News:

Masm32 SDK description, downloads and other helpful links
Message to All Guests
NB: Posting URL's See here: Posted URL Change

Main Menu

Getting html content of google search

Started by Siekmanski, December 01, 2013, 01:45:23 AM

Previous topic - Next topic

jj2007

Quote from: Siekmanski on December 04, 2013, 04:09:43 AMEdit: better to read .asm file in new attachment.
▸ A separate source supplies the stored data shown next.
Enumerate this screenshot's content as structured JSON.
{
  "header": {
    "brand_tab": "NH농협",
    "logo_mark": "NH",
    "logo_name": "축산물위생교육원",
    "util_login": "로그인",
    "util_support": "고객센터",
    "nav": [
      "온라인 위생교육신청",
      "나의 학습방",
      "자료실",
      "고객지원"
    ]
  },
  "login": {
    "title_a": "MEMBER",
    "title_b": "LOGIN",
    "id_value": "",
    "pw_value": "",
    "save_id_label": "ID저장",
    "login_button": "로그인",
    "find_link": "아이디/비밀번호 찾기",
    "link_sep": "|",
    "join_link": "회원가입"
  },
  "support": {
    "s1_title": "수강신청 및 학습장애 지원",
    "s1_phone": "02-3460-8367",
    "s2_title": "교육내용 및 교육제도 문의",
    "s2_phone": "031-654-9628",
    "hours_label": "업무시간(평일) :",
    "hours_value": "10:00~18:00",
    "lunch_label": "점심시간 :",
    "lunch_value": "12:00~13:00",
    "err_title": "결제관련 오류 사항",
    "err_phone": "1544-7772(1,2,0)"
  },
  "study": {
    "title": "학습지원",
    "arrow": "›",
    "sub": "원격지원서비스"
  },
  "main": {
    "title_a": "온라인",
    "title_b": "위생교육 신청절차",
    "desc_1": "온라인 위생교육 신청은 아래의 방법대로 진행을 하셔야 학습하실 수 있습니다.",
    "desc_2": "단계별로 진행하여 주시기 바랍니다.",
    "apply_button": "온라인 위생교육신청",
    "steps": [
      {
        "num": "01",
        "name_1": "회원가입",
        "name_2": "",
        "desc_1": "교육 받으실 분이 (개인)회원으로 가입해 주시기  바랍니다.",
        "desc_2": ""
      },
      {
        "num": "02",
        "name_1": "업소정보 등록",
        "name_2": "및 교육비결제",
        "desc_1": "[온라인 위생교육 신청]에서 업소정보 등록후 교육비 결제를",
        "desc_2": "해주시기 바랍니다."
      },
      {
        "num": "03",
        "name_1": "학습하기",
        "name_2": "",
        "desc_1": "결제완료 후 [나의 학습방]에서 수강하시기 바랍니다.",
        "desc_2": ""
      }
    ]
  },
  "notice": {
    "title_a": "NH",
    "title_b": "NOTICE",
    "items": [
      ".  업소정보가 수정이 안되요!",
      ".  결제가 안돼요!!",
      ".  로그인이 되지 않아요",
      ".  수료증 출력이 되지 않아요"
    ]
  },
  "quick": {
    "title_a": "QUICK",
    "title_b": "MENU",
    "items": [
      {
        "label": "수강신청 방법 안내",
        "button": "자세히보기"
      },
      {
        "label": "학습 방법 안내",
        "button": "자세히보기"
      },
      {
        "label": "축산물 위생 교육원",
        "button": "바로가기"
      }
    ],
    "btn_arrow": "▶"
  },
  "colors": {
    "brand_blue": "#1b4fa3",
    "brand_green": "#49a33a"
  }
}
Hmmm... hidden payload?  ;)

Output:

Internet server

Satus Code: 200 OK

CONTENT_LENGTH: 527516

http://weirdestband.files.wordpress.com/2011/11/rammstein.jpg

Saving Rammstein.jpg ....


It takes a while, though... ca. 30 seconds or so.

dedndave

works here, Marinus   :t
XP SP3
maybe 20 seconds - didn't time it - lol
but, it's a big image

don't know where Jochen got 527516
the one i got was a little over 4 MB

Siekmanski

QuoteHmmm... hidden payload?  ;)

No, just forgot to change tabs to spaces to make the source code more readable.  :biggrin:

30 seconds, that's a long long time.
I'll rewrite the code to search and load every 1024 bytes at a time, that should speed things up.
Creative coders use backward thinking techniques as a strategy.

GoneFishing

Win8 32 bit : works OK
Quote
Internet server

Satus Code: 200 OK


CONTENT_LENGTH: 526874

http://weirdestband.files.wordpress.com/2011/11/rammstein.jpg

Saving Rammstein.jpg ....


Press any key to continue...


The image is the same as in Jochen's post but the CONTENT_LENGTH DIFFERS

Siekmanski

Thanks guys  :biggrin:

4MB that's also part of the long time i guess, but you can search for smaller images if you like.

(TBM=isch)

When you search for images, TBM=isch, you can also use the following TBS values:

•Large images: tbs=isz:l
•Medium images: tbs=isz:m
•Icon sized images: tba=isz:i
•Image size larger than 400×300: tbs=isz:lt,islt:qsvga
•Image size larger than 640×480: tbs=isz:lt,islt:vga
•Image size larger than 800×600: tbs=isz:lt,islt:svga
•Image size larger than 1024×768: tbs=isz:lt,islt:xga
•Image size larger than 1600×1200: tbs=isz:lt,islt:2mp
•Image size larger than 2272×1704: tbs=isz:lt,islt:4mp
•Image sized exactly 1000×1000: tbs=isz:ex,iszw:1000,iszh:1000
•Images in full color: tbs=ic:color
•Images in black and white: tbs=ic:gray
•Images that are red: tbs=ic:specific,isc:red [orange, yellow, green, teal, blue, purple, pink, white, gray, black, brown]
•Image type Face: tbs=itp:face
•Image type Photo: tbs=itp:photo
•Image type Clipart: tbs=itp:clipart
•Image type Line drawing: tbs=itp:lineart
•Group images by subject: tbs=isg:to
•Show image sizes in search results: tbs=imgo:1

Example URL: Search in images for "michael jackson" as a phrase, and limit results to 4 megapixel images or larger, color images, face images, and group the results by topic:

http://www.google.com/search?q=%22michael+jackson%22&tbm=isch&tbs=ic:color,isz:lt,islt:4mp,itp:face,isg:to


Creative coders use backward thinking techniques as a strategy.

Siekmanski

QuoteThe image is the same as in Jochen's post but the CONTENT_LENGTH DIFFERS

The content differs from time to time, maybe it's updated then with new info.?
Creative coders use backward thinking techniques as a strategy.

dedndave

well - don't know how you select which image to d/l
i didn't look at the code

but - google selects results based on location and past search history
i may get the same images as Jochen, but in a different order

dedndave

try creating an HTML page from the first 100 available images
<a> tags are pretty easy

i.e., rather than downloading,
just see what's available to help understand the selection issues

Siekmanski

Hi Dave,

CONTENT_LENGTH: is the total length of the html file from google.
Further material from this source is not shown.